Spring Moon (Tsim Sha Tsui)
The formal option, inside The Peninsula hotel.
This is dim sum as fine dining: shrimp dumplings with bamboo shoot, steamed lobster dumplings, and baked turnip puffs shaped like swans, served in a 1920s-style dining room. Lunch runs 11:30am to 2:30pm and tables go fast, so book ahead. Come here for a celebration or a slow lunch rather than an everyday yum cha.
Best yum cha in the New Territories
The New Territories is where yum cha still feels like a neighbourhood habit rather than an outing. Tuen Mun’s five picks are covered in their own section earlier; here are the other towns worth planning around.
Tuen Kee / Duen Kee (Chuen Lung, Tsuen Wan)
A self-service village teahouse at the foot of Tai Mo Shan.
You make your own tea, collect your own baskets from the counter, and find a seat, indoors or out with a mountain view. Dim sum costs around HK$20–30 a plate, and the steamed watercress, grown in the village, is the dish to watch for; it sells out fast. Hikers coming down from Tai Mo Shan fill it on weekend mornings. It opens at 6am, closes at 2pm, and is shut Mondays. About 15 minutes by bus from Tsuen Wan MTR.
Tim Ho Wan (Sha Tin)
The New Town Plaza branch, and one of the best-rated in the chain.
Same menu as Sham Shui Po: baked BBQ pork buns, glutinous rice, pork rice rolls. The mall location makes it an easy stop if you are shopping or changing trains at Sha Tin. Take a queue ticket at lunch, since waits can pass 30 minutes.

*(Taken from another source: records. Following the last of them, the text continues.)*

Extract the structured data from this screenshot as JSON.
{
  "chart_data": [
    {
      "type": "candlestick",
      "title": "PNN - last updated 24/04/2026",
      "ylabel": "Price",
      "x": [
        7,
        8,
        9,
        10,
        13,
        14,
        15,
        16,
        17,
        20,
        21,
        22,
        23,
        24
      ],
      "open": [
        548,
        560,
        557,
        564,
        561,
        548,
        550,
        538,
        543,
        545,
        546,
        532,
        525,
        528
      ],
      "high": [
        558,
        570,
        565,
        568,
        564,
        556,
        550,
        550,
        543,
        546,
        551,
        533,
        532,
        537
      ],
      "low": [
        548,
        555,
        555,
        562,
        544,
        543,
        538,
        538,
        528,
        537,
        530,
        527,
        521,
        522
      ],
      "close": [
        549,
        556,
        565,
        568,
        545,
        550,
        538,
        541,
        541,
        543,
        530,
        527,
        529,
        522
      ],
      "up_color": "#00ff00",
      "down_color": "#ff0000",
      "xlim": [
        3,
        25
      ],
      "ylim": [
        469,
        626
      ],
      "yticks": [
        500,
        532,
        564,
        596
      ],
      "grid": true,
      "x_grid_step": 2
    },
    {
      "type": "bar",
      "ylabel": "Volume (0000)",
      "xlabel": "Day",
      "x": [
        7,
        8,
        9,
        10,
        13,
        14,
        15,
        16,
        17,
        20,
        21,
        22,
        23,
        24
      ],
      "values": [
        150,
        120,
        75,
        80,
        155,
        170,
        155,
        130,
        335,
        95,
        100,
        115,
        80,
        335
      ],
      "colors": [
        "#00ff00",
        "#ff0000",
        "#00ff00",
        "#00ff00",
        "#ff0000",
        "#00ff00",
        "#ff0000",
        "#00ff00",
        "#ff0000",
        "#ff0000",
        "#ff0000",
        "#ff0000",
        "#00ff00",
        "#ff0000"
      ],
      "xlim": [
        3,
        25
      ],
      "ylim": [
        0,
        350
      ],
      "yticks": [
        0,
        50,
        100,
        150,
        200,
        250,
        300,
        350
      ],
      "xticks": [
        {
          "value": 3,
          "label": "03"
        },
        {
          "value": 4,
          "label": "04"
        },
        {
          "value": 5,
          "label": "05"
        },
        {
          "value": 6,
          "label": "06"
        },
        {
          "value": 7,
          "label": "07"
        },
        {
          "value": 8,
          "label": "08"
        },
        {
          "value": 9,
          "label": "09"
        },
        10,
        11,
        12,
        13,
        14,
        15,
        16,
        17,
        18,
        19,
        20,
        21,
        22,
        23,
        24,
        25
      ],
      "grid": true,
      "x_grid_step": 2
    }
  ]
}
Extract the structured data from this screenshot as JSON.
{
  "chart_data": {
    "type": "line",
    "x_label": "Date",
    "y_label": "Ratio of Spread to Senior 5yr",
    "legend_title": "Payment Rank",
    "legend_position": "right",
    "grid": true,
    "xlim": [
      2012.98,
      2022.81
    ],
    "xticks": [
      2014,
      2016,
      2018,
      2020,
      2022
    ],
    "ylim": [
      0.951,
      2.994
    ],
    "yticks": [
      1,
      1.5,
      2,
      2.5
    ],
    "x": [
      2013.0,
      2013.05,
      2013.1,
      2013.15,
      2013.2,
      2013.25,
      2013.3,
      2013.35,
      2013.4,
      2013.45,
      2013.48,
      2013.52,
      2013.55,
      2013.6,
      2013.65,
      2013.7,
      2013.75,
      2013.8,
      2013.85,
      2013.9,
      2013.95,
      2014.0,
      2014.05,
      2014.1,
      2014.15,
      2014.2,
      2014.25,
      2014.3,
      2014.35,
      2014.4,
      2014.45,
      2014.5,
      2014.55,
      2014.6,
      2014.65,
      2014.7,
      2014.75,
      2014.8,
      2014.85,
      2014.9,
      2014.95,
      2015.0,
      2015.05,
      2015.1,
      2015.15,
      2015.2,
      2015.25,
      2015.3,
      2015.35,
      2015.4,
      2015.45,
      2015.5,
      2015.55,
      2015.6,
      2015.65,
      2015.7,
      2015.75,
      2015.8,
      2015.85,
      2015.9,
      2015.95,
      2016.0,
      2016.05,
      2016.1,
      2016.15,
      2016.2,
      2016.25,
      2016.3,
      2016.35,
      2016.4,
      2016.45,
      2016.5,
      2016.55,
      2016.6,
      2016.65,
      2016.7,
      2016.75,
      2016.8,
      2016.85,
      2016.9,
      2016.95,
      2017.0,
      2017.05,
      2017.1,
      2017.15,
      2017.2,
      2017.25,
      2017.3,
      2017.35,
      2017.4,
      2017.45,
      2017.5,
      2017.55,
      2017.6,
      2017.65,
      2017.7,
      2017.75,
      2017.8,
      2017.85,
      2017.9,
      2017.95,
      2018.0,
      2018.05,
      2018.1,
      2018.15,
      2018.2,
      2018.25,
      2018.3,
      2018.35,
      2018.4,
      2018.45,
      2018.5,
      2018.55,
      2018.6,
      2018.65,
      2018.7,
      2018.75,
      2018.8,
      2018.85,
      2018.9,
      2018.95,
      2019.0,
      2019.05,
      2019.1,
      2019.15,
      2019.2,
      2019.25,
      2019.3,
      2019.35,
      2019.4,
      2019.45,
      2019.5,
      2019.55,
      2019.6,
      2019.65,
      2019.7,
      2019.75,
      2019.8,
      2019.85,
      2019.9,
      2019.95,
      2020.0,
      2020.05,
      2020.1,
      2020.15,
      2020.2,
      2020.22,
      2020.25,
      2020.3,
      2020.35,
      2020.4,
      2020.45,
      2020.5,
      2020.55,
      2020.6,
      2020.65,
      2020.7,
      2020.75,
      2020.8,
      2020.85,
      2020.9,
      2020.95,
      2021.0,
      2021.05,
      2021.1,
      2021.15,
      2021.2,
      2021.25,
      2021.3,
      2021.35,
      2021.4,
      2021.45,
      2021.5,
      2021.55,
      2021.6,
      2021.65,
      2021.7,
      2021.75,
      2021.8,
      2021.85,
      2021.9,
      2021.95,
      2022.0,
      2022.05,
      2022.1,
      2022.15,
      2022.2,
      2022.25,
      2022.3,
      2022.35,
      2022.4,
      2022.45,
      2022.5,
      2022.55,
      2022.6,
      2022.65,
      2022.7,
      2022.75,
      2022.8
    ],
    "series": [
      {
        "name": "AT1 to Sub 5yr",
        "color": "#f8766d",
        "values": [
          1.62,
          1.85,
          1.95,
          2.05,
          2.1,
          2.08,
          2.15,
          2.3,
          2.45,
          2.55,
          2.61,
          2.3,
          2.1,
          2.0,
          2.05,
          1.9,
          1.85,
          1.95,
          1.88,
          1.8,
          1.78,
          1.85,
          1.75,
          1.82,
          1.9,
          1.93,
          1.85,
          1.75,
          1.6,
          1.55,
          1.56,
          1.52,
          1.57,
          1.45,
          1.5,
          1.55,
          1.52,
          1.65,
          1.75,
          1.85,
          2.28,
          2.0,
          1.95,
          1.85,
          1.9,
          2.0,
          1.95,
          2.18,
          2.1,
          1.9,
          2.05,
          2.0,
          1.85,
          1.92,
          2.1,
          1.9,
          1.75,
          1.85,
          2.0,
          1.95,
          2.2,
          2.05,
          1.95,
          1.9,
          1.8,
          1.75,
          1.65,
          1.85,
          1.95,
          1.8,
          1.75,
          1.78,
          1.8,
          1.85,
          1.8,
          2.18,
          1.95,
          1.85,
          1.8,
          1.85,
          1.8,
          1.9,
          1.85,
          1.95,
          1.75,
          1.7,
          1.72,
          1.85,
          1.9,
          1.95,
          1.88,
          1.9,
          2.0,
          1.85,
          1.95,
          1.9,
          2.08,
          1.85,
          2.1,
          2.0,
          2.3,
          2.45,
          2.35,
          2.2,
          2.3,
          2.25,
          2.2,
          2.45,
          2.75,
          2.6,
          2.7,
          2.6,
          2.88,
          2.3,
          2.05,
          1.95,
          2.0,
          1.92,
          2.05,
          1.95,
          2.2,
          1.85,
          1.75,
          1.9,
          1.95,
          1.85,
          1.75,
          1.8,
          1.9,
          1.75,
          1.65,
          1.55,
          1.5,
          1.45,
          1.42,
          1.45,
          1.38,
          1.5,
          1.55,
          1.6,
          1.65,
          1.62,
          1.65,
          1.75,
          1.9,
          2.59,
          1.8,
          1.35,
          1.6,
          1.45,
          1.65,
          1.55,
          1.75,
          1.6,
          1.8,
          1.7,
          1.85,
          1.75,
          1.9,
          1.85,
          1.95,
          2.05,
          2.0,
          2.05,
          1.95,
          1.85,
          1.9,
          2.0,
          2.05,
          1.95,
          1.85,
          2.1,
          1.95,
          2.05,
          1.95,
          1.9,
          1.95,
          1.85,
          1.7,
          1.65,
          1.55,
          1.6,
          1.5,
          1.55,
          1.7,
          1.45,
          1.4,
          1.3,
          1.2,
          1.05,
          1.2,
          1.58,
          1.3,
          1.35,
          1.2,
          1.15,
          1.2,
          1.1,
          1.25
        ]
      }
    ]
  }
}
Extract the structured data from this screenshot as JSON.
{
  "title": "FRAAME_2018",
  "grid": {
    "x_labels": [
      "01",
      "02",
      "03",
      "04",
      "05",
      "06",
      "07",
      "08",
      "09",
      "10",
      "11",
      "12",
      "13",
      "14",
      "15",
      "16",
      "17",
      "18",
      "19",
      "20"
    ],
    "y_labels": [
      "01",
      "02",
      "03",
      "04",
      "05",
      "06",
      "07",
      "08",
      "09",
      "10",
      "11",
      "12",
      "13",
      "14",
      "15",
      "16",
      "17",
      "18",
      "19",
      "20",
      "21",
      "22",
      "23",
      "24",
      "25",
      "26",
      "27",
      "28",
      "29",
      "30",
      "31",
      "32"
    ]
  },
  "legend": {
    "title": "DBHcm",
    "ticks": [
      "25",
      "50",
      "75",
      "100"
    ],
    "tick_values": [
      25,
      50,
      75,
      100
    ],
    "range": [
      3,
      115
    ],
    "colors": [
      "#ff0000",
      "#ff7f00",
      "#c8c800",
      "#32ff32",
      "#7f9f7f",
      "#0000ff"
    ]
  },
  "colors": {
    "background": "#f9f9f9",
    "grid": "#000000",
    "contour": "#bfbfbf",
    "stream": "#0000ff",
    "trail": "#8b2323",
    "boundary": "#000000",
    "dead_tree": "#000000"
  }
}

Orders go through a self-service system at the table.
Old Fung Tea House (Tai Po)
A 1970s-themed teahouse in the middle of Tai Po.
The room is done up in vintage Hong Kong style, but the food is the reason locals keep it busy: fresh, hot dim sum at around HK$80 a head. The steamed sponge cake gets named again and again in reviews. Go on a weekday if you can. Ying Dim, a newer dim sum shop on the same street, is a solid backup if the queue is long.
Let’s Yum Cha (Yuen Long)
Made-to-order dim sum from 6:30am in Yuen Long’s old town.
Dishes come out of the steamer fast, and prices sit at the cheap end for Hong Kong. The shrimp dumplings and siu mai are the regular orders, along with a deep-fried dough rice roll that regulars rate. It packs out by early evening, so mid-afternoon is the quiet window. There is also a popular Mong Kok branch if you are Kowloon-side.
Le Vow (Tai Po Kau)
Dim sum with a lake view, near the Chinese University.
The dining room looks out over Lai Chi Wo pond, and the menu mixes traditional and newer dim sum at higher prices, around HK$75 a plate. People come for a slow lunch and the setting as much as the food. Book for both lunch and dinner, and plan your transport, since taxis can be slow to reach it.